Santo Stefano Teodoro Cuénot Vescovo e martire
14 novembre
Le Bélieu, Francia, 8 febbraio 1802 – Binh Dịnh, Vietnam, 14 novembre 1861
Emblema: Palma
Martirologio Romano: Nella fortezza di Binh Dinh in Cocincina, ora Viet Nam, santo Stefano Teodoro Cuénot, vescovo della Società per le Missioni Estere di Parigi e martire, che, dopo venticinque anni di impegno nell’apostolato, durante la persecuzione contro i cristiani scatenata dall’imperatore T? D?c, fu gettato nella gabbia di un elefante e morì sfinito dalle sofferenze.

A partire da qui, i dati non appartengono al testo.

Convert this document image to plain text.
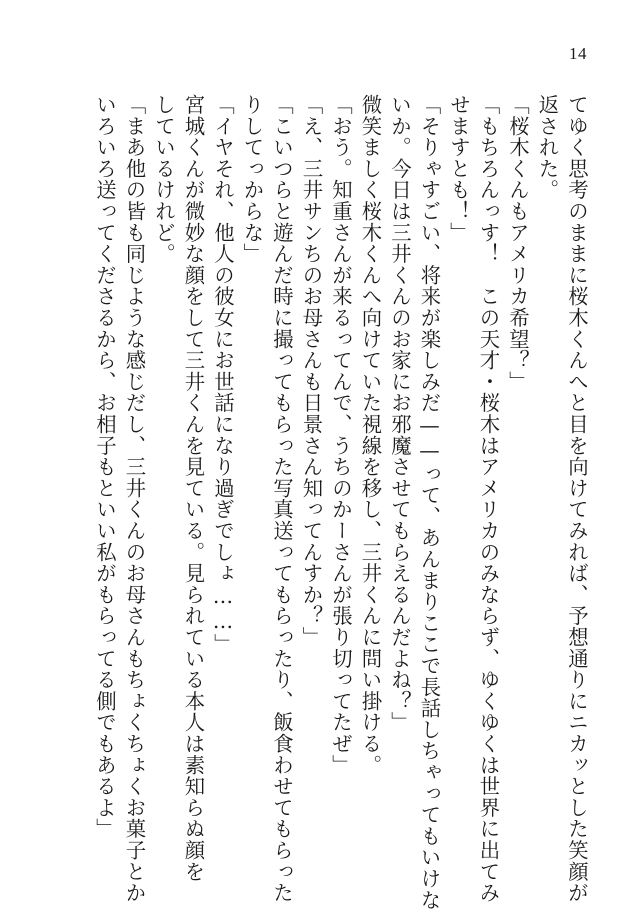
14

てゆく思考のままに桜木くんへと目を向けてみれば、予想通りにニカッとした笑顔が

返された。

「桜木くんもアメリカ希望？」

「もちろんっす！　この天才・桜木はアメリカのみならず、ゆくゆくは世界に出てみ

せますとも！」

「そりゃすごい、将来が楽しみだ——って、あんまりここで長話しちゃってもいけな

いか。今日は三井くんのお家にお邪魔させてもらえるんだよね？」

微笑ましく桜木くんへ向けていた視線を移し、三井くんに問い掛ける。

「おう。知重さんが来るってんで、うちのかーさんが張り切ってたぜ」

「え、三井サンちのお母さんも日景さん知ってんすか？」

「こいつらと遊んだ時に撮ってもらった写真送ってもらったり、飯食わせてもらった

りしてっからな」

「イヤそれ、他人の彼女にお世話になり過ぎでしょ……」

宮城くんが微妙な顔をして三井くんを見ている。見られている本人は素知らぬ顔を

しているけれど。

「まあ他の皆も同じような感じだし、三井くんのお母さんもちょくちょくお菓子とか

いろいろ送ってくださるから、お相子もといい私がもらってる側でもあるよ」
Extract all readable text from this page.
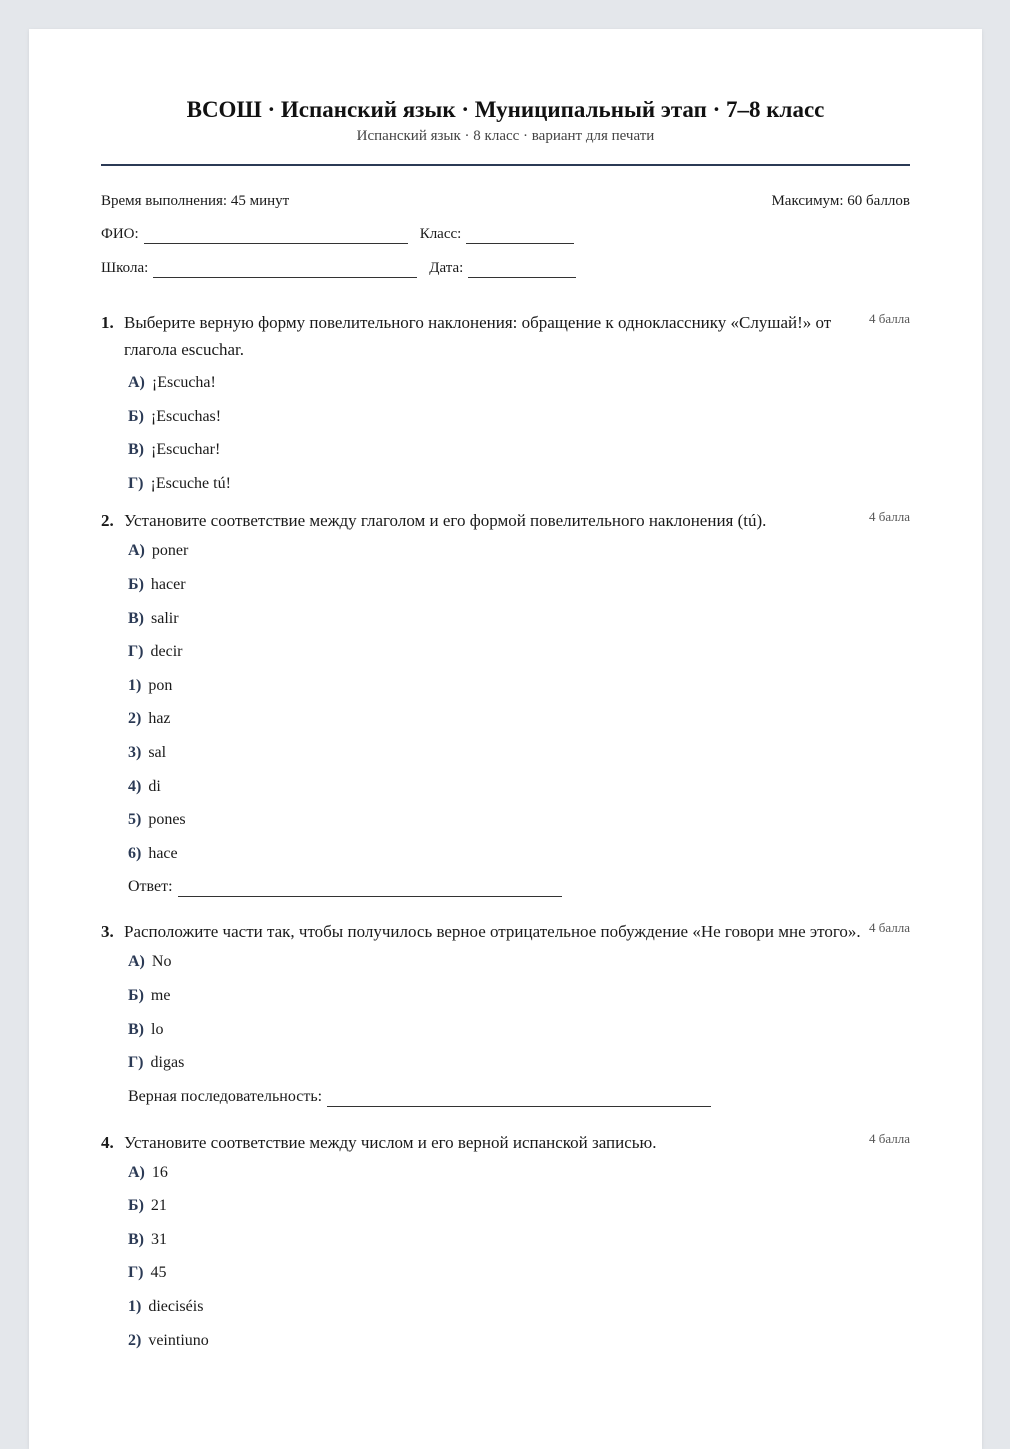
ВСОШ · Испанский язык · Муниципальный этап · 7–8 класс
Испанский язык · 8 класс · вариант для печати
Время выполнения: 45 минут	Максимум: 60 баллов
ФИО:	Класс:
Школа:	Дата:
1. Выберите верную форму повелительного наклонения: обращение к однокласснику «Слушай!» от глагола escuchar.
4 балла
А) ¡Escucha!
Б) ¡Escuchas!
В) ¡Escuchar!
Г) ¡Escuche tú!
2. Установите соответствие между глаголом и его формой повелительного наклонения (tú).	4 балла
А) poner
Б) hacer
В) salir
Г) decir
1) pon
2) haz
3) sal
4) di
5) pones
6) hace
Ответ:
3. Расположите части так, чтобы получилось верное отрицательное побуждение «Не говори мне этого». 4 балла
А) No
Б) me
В) lo
Г) digas
Верная последовательность:
4. Установите соответствие между числом и его верной испанской записью.	4 балла
А) 16
Б) 21
В) 31
Г) 45
1) dieciséis
2) veintiuno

” Questo secolo aveva due anni … Già Napoleone spuntava sotto Buonaparte … “. Così tracciava il suo poetico atto di nascita Victor Hugo, patriarca della letteratura romantica francese, nato a Besancon nel 1802, sotto Napoleone Primo Console.
Nello stesso anno dell’autore dei Miserabili nasceva a Réaumont, nel Bélieu, il figlio di un agricoltore de-stinato a diventar Vescovo come il vittorughiano Monsignor Myriel, e a convertire, chiamandolo fratello, non soltanto un galeotto di buon cuore, come Jean Valjean, ma migliaia di pagani dell’Indocina, tutti considerati e amati come fratelli.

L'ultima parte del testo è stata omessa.